“Don’t be satisfied with stories, how things have gone with others. Unfold your own myth.”
―Rumi
It had always appeared self-evident to me when looking into the eyes of babies and young children that they had not yet forgotten where they come from! My very earliest memories of myself in the country of my birth, British Guiana, South America were ones of what I might now call conscious observation. At age six, a novel and brief encounter however gave me my first experience of that same felt sense of wordless reciprocity and belonging that I had always known with Nature.
Apparently, I had wandered off while awaiting the start of yet another charity peformance that my stage-mother had organized for me. In my short-lived exploration, I had come across a dozen or so beings like none I had ever seen before. They sat or lay strewn on the hard earth just in front of me. Their bodies seemed different from the familiar. Yet, I was much more captivated by the fact that we were all somehow magically at my own eye level.
Though to my child’s mind these interestingly-shaped beings seemed curiously my own height, their unmistakably adult faces beamed smiles of delight back at mine. I felt lit up and alive on the inside. As with my regular communion with Nature, the experience felt simple, honest and real but new for my six year old self with adults. My mother’s alarmed voice and desperate clutch to remove me from my new friends both surprised and confused me. I preferred to stay. I had felt absorbed and connected similar to how I had always felt at home and at-one with the plants and animals.
“I am a limited spark of the limitless flame.”
–Pam Dillon
Years later, I was to learn that these special beings were patients. My charity performance that day had been organized by the Sisters of Mercy of the Mahaica Leprosy hospital of British Guiana. I had never heard or known the word leper. All I knew was that something special and joyful for me had been abruptly interrupted. Still, the felt honesty and intensity of that moment’s connection etched itself indelibly inside my psyche as the first awakening to my calling as a healer in this lifetime.
My early childhood years were a curious admixture of navigating visible but unsafe and distracted adults while simultaneously feeling known and held by a safe and abiding invisible energy both within and around me. Parents were there in body but absent for me in any way that mattered.
On the other hand, invisible but benevolent energies remained ever present for me. This was all I had ever known. And so, I lived and grew, privately straddling two very different worlds; one outer and precarious and the other interior and sacred to me.
“We inhabit an invisible, spiritual environment from which help comes, our soul being mysteriously one with a larger soul whose instruments we are.”
–William James
This private connection to what I have now come to call the invisible realm became nothing short of a life cord at times in my adult life. For instance, in moments of unspeakable pain and loss in my early thirties, archetypal visions powerfully appeared to me transforming frantic despair and grief into quiet reassurance that all was well and all would be well. In their immediate wake, there was even an overnight healing of my cat who the vet had urged me to put down less than 24 hours prior. He had no medical explanation for the cat’s sudden and dramatic improvement, he told me. In later years, I also seemed able to heal my own body in ways that surprised my doctor and stunned my periodontist.

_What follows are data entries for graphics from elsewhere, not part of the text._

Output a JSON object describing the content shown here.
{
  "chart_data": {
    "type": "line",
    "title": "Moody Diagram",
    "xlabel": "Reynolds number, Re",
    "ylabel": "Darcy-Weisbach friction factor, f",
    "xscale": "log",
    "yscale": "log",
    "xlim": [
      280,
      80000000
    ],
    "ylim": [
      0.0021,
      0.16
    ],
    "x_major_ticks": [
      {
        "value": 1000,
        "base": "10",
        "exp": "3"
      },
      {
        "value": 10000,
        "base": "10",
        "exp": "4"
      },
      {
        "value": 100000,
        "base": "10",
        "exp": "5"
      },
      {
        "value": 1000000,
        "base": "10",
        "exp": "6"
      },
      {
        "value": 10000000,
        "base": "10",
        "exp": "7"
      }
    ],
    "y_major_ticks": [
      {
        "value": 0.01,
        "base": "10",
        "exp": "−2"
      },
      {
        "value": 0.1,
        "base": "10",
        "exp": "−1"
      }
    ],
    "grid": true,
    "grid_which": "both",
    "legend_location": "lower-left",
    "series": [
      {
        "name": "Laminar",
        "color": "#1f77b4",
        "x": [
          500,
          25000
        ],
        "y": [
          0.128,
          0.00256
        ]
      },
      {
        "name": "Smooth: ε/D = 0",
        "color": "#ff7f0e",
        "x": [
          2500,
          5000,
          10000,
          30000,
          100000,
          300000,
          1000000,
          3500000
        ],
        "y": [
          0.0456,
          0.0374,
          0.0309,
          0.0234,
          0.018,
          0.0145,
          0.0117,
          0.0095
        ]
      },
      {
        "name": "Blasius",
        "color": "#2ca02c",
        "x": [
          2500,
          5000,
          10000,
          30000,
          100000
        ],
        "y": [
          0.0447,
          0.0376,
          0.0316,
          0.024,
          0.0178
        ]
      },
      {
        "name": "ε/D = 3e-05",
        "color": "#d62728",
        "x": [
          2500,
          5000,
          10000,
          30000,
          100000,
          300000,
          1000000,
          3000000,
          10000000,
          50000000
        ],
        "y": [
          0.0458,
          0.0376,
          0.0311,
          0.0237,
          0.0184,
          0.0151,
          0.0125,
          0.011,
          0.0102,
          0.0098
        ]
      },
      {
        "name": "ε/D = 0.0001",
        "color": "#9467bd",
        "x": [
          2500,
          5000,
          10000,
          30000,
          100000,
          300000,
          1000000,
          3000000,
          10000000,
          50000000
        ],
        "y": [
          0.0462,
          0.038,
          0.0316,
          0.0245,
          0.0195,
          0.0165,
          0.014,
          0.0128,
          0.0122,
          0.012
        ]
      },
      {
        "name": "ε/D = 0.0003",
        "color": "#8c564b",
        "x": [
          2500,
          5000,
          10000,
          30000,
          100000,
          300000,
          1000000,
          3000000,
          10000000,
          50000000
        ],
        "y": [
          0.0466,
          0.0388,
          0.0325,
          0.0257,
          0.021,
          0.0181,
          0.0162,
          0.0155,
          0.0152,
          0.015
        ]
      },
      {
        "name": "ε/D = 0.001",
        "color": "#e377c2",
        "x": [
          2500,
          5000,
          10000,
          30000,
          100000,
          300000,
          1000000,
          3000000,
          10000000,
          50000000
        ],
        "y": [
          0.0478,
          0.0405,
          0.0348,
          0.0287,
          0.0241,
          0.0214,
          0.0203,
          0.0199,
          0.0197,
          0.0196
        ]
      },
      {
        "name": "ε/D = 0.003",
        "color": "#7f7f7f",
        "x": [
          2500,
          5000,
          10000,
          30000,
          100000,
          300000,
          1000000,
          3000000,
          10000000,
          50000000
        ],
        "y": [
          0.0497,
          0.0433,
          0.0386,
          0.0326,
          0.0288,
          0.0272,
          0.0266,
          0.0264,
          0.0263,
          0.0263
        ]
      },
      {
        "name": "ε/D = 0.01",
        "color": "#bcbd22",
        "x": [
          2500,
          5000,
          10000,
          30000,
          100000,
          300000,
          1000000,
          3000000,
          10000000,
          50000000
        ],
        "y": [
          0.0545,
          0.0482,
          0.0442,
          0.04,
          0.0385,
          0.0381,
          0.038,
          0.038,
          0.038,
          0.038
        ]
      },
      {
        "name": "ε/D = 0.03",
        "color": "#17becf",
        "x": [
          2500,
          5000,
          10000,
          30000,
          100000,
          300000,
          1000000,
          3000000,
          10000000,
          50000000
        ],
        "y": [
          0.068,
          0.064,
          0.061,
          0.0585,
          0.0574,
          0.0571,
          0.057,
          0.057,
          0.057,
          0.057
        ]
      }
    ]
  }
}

When my father suffered a hemorrhagic stroke in 1997, the doctors in the hospital were puzzled but later grateful when I told them that my father needed a second MRI. I had noticed that he was having a minor seizure that the nurses had missed. He did receive that second MRI at my request, and was then immediately rushed by ambulance to the neuro-intensive care unit of a major teaching hospital in Toronto. That obseration of mine saved my father’s life. Later, his neurologist appeared incredulous when I pointed out that my father had been incorrectly diagnosed and had therefore received an inappropriate medication that had caused the bleed in his brain. He and the team of neurologists ultimately agreed remorsefully that this had indeed been the case.
“We shall not cease from exploration
And the end of all our exploring
Will be to arrive where we started
And know the place for the first time.”
–T.S. Elliott
I have no idea how I knew what I knew. I just knew. The irrepressible call of my life’s work as a healer was now piercing into consciousness in ways that seemed both strangely effortless while also somewhat incredulous with afterthought. This was the strongest appearance of what I later came to learn was called medical intuition.
In my therapy work with my patients, both of my feet are always securely connected and rooted to the ground beneath me while I intentionally collaborate with what Carl Jung has referred to as the pre-existing, mytho-poetic realm. My patients and I refer to this realm as the Bigger Belonging.
I suppose you might say that I work to help my trauma patients reconnect with what they have always known but may have forgotten; their own transcendent belonging. I help them remember not only who they are but also what their infant eyes knew once upon a time. And, in that remembering, everything then becomes possible at a quantum level!
“Present, compassionate, optimistic… These are a few of the qualities that come to mind when I think of Pam. I am grateful for the ways in which she cultivates and shares her innate gifts of curiosity, delight, and devotion to others’ well-being. She carries her vast experience and knowledge lightly. I am inspired by Pam’s holistic approach to living and to serving others.”